AI4D-African Language Dataset Challenge
$5,000 USD
Calling on the Zindi community to help uncover and create African Language Datasets for improved representation in the field of NLP
271 data scientists enrolled
1 November 2019—1 April 2020

There is no data for this competition.

You can download:

  • AI4D_Documentation.docx - This contains guidelines for your documentation. It includes questions on motivation, composition, collection process, recommended uses, and so on.
  • AI4D_Datasheet.txt - This is an example of a data set. Each row is a new sentence.

When you make a submission you will need to submit a datasheet or data set in the same format as AI4D_Datasheet.txt, along with the datasets documentation. The documentation should answer the questions in AI4D_Documentation.docx.This challenge calls on you to submit African language datasets (annotated or otherwise) that are representative and balanced and useful for downstream NLP tasks.For your submission to be eligible, the data must meet the following criteria:

  • The language represented in the dataset must be an African language
  • Data should be sentence split and not tokenized
  • Each dataset submission must be accompanied by a datasheet that documents its motivation, composition, collection process, recommended uses, and so on.

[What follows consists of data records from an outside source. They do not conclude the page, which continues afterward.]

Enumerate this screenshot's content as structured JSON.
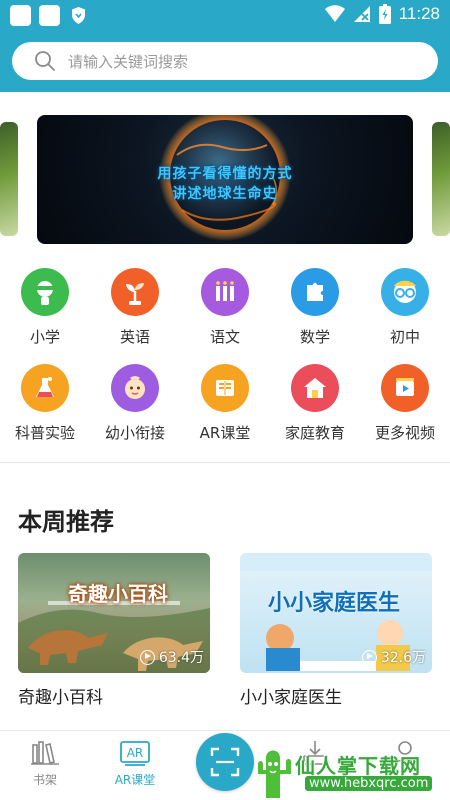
{
  "status_bar": {
    "time": "11:28"
  },
  "search": {
    "placeholder": "请输入关键词搜索"
  },
  "banner": {
    "line1": "用孩子看得懂的方式",
    "line2": "讲述地球生命史"
  },
  "categories": [
    {
      "label": "小学",
      "icon": "primary-school-icon",
      "color": "#3dbb4e"
    },
    {
      "label": "英语",
      "icon": "sprout-icon",
      "color": "#f2602a"
    },
    {
      "label": "语文",
      "icon": "chinese-books-icon",
      "color": "#a55adf"
    },
    {
      "label": "数学",
      "icon": "puzzle-icon",
      "color": "#2a9ce6"
    },
    {
      "label": "初中",
      "icon": "glasses-student-icon",
      "color": "#37b0e8"
    },
    {
      "label": "科普实验",
      "icon": "flask-icon",
      "color": "#f5a321"
    },
    {
      "label": "幼小衔接",
      "icon": "baby-face-icon",
      "color": "#9e5ce0"
    },
    {
      "label": "AR课堂",
      "icon": "ar-book-icon",
      "color": "#f5a321"
    },
    {
      "label": "家庭教育",
      "icon": "home-icon",
      "color": "#ec4d5b"
    },
    {
      "label": "更多视频",
      "icon": "video-icon",
      "color": "#f2602a"
    }
  ],
  "section": {
    "title": "本周推荐"
  },
  "cards": [
    {
      "title": "奇趣小百科",
      "thumb_title": "奇趣小百科",
      "views": "63.4万"
    },
    {
      "title": "小小家庭医生",
      "thumb_title": "小小家庭医生",
      "views": "32.6万"
    }
  ],
  "bottom_nav": {
    "bookshelf": "书架",
    "ar_class": "AR课堂",
    "accent_color": "#2aa8c8"
  },
  "watermark": {
    "brand": "仙人掌下载网",
    "url": "www.hebxqrc.com"
  }
}
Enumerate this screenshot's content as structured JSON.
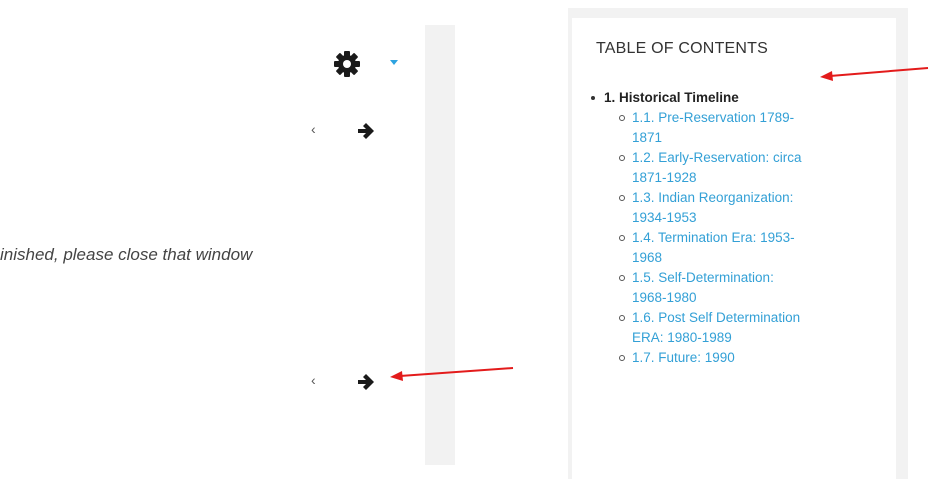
{
  "toc": {
    "title": "TABLE OF CONTENTS",
    "section": "1. Historical Timeline",
    "items": [
      {
        "label": "1.1. Pre-Reservation 1789-1871",
        "lines": [
          "1.1. Pre-Reservation 1789-",
          "1871"
        ]
      },
      {
        "label": "1.2. Early-Reservation: circa 1871-1928",
        "lines": [
          "1.2. Early-Reservation: circa",
          "1871-1928"
        ]
      },
      {
        "label": "1.3. Indian Reorganization: 1934-1953",
        "lines": [
          "1.3. Indian Reorganization:",
          "1934-1953"
        ]
      },
      {
        "label": "1.4. Termination Era: 1953-1968",
        "lines": [
          "1.4. Termination Era: 1953-",
          "1968"
        ]
      },
      {
        "label": "1.5. Self-Determination: 1968-1980",
        "lines": [
          "1.5. Self-Determination:",
          "1968-1980"
        ]
      },
      {
        "label": "1.6. Post Self Determination ERA: 1980-1989",
        "lines": [
          "1.6. Post Self Determination",
          "ERA: 1980-1989"
        ]
      },
      {
        "label": "1.7. Future: 1990",
        "lines": [
          "1.7. Future: 1990"
        ]
      }
    ]
  },
  "main": {
    "message": "inished, please close that window",
    "prev_glyph": "‹",
    "next_icon": "arrow-right-icon"
  },
  "toolbar": {
    "settings_icon": "gear-icon",
    "dropdown_icon": "caret-down-icon"
  },
  "colors": {
    "link": "#33a0d6",
    "caret": "#2ea3e0",
    "annotation": "#e31b1b",
    "panel_bg": "#f2f2f2"
  }
}
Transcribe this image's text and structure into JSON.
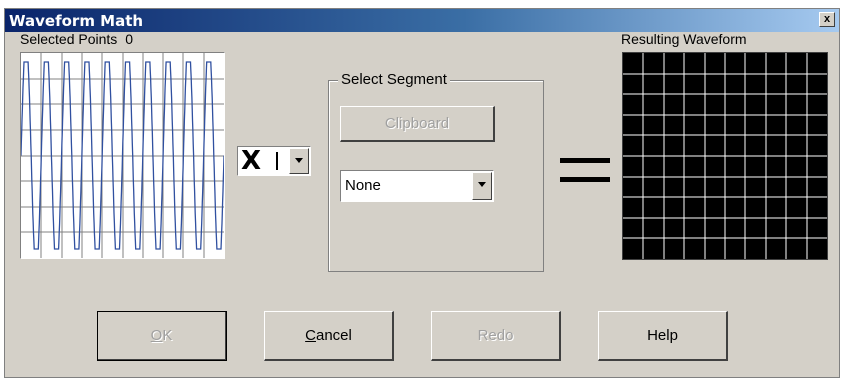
{
  "window": {
    "title": "Waveform Math",
    "close_glyph": "x"
  },
  "left_panel": {
    "label": "Selected Points",
    "count": "0",
    "plot": {
      "background": "#ffffff",
      "grid_color": "#808080",
      "trace_color": "#3050a0",
      "cycles": 10
    }
  },
  "operator": {
    "selected": "X",
    "icon": "chevron-down-icon"
  },
  "segment_group": {
    "title": "Select Segment",
    "clipboard_label": "Clipboard",
    "segment_value": "None"
  },
  "equals_sign": "=",
  "right_panel": {
    "label": "Resulting Waveform",
    "plot": {
      "background": "#000000",
      "grid_color": "#ffffff"
    }
  },
  "buttons": {
    "ok": {
      "mnemonic": "O",
      "rest": "K"
    },
    "cancel": {
      "mnemonic": "C",
      "rest": "ancel"
    },
    "redo": "Redo",
    "help": "Help"
  }
}
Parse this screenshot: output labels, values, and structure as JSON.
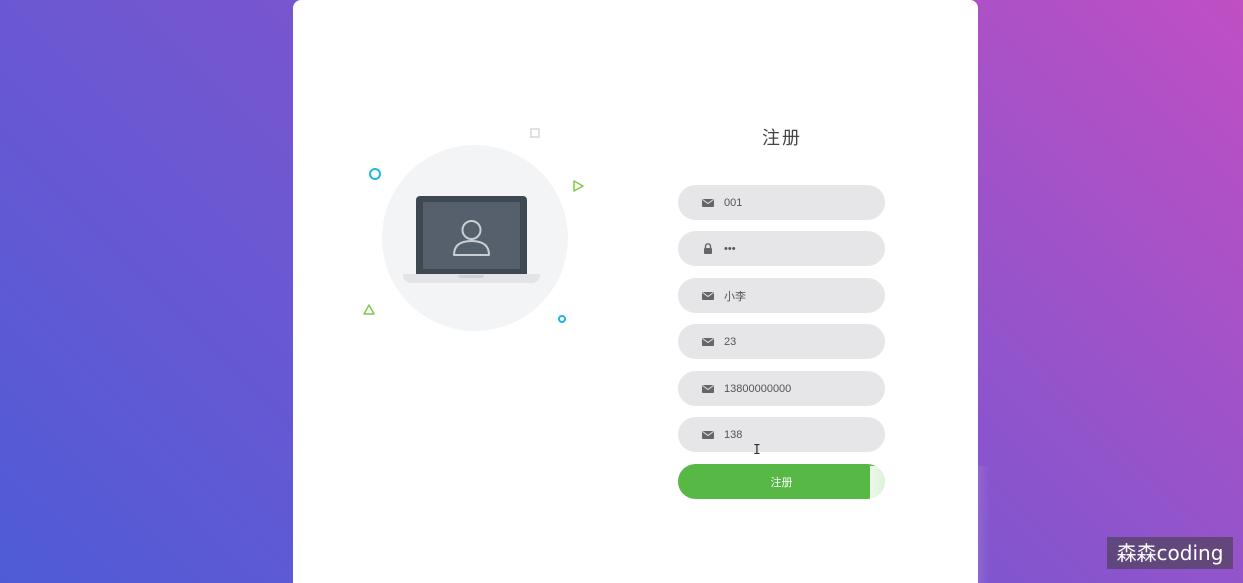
{
  "form": {
    "title": "注册",
    "fields": [
      {
        "icon": "envelope-icon",
        "value": "001"
      },
      {
        "icon": "lock-icon",
        "value": "•••"
      },
      {
        "icon": "envelope-icon",
        "value": "小李"
      },
      {
        "icon": "envelope-icon",
        "value": "23"
      },
      {
        "icon": "envelope-icon",
        "value": "13800000000"
      },
      {
        "icon": "envelope-icon",
        "value": "138"
      }
    ],
    "submit_label": "注册"
  },
  "watermark": "森森coding",
  "colors": {
    "accent_green": "#57b846",
    "field_bg": "#e6e6e8",
    "deco_cyan": "#1fb6e0",
    "deco_green": "#7ccc4a",
    "bg_gradient_start": "#4f5bd6",
    "bg_gradient_end": "#c04fc3"
  }
}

See this paper for further details.
  • Our intention is that the datasets are kept free and open for public use under a Creative Commons license. Data already licensed under more restrictive terms will not be eligible

You must upload your submission to the competition one file at a time. You must include documentation for each submission that describes the submitted dataset. Note that there will be no scores on this leaderboard. If you make multiple submissions, each of your submissions will be judged independently of one another. It is possible for someone or a team to win multiple prizes in one month and/or throughout the duration of this challenge. You should provide two files for each submission:

  • ONE txt file with the language data (or multiple files in the case of multilingual datasets)
  • ONE pdf file accompanying the datasheet that documents its motivation, composition, collection process, recommended uses, and so on. See this paper for further details.

Please label your files:

username_datasheet_XXX.txt
username_documentation_XXX.pdf

Where XXX is a unique ID to indicate which datasheet goes with which documentation if you make multiple submissions. Note that you can also zip the files.